MSC Cruises may still have only the third-largest cruise fleet in the world, but it keeps expanding in grand fashion.
At a ceremony in France, the cruise division of MSC Group took delivery of its 22nd ship, MSC Euribia. It’s the final evolution of the line’s popular Meraviglia class and the second ship for MSC Cruises to be powered by Liquefied Natural Gas, the cleanest and most efficient fuel available currently commercially at scale and can be adapted to other alternative fuels ad they become available. Onboard, it boasts a range of best-in-class environmental technology, including advanced onboard wastewater treatment systems and waste management handling.
The 6,330-guest MSC Euribia is expected to be the cleanest and most efficient cruise ship in the world, performing beyond the latest IMO Energy Efficiency Design Index requirements, the company says. When in service, the vessel emits up to 19 per cent less greenhouse gas emission per passenger per day than her sister ships which use conventional marine fuels. This amounts to 44 per cent less greenhouse gas emissions per passenger per day than ships built only 10 years ago.

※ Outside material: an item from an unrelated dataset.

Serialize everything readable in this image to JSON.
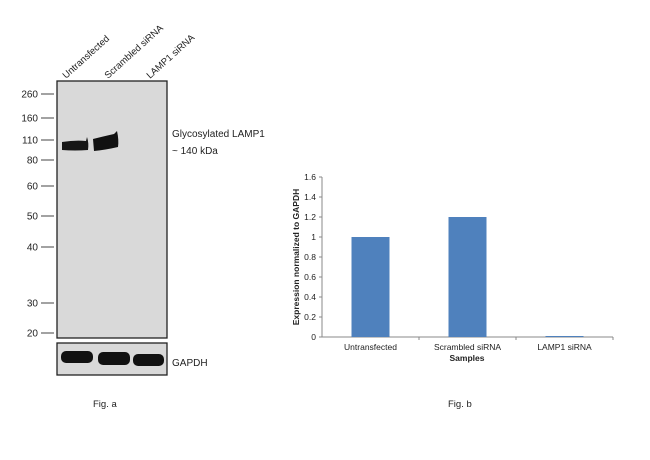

“The cleanest energy is the energy that we don’t use and MSC Euribia has been constructed with this principle at its heart. This is why she marks with her coming into service such an important milestone toward our goal of achieving net zero CGH marine operations by 2050,” said Pierfrancesco Vago, executive chairman of the cruise division of MSC Group. “It’s important to us that our ships being built today are ready to accommodate the new sustainable fuels that are on the horizon. We also want to ensure they can easily be retrofitted with new technology and new efficiencies that will help deliver net zero greenhouse gas emissions,” he added.
Although the vessel can be powered using LNG, the ship design can also accommodate renewable fuels not yet available today, such as green methanol.
Further state of the art technology includes advanced water and waste treatment facilities. MSC Euribia has the latest advanced water and waste treatment facilities to help save the seas worldwide. Wastewater is treated to a very high quality that is of a better standard than many shoreside municipal wastewater treatment systems worldwide. The technology meets the strictest international IMO standards – including what’s known as the Baltic standard.
The Euribia will be sailing week-long cruises in northern Europe for most of the year, sailing from Copenhagen, Southampton, Kiel, Hamburg and Le Havre. In the winter, it does extended voyages that include the Canary Islands and Morocco.
At the delivery event at the Chantiers de l’Atlantique shipyard, officials also held the coin ceremony for the third LNG-powered ship in MSC Cruises’ fleet and first based in the United States, MSC World America. The new ship due in 2025 will feature many of the environmental innovations on MSC Euribia but with additional ones like pioneering technology to virtually eliminate methane slip from LNG when in operation. The two godmothers for the traditional ceremony were MSC Cruise Divisions’ Silvia Turbia and Chantiers de l’Atlantique’s Séverine Blandin.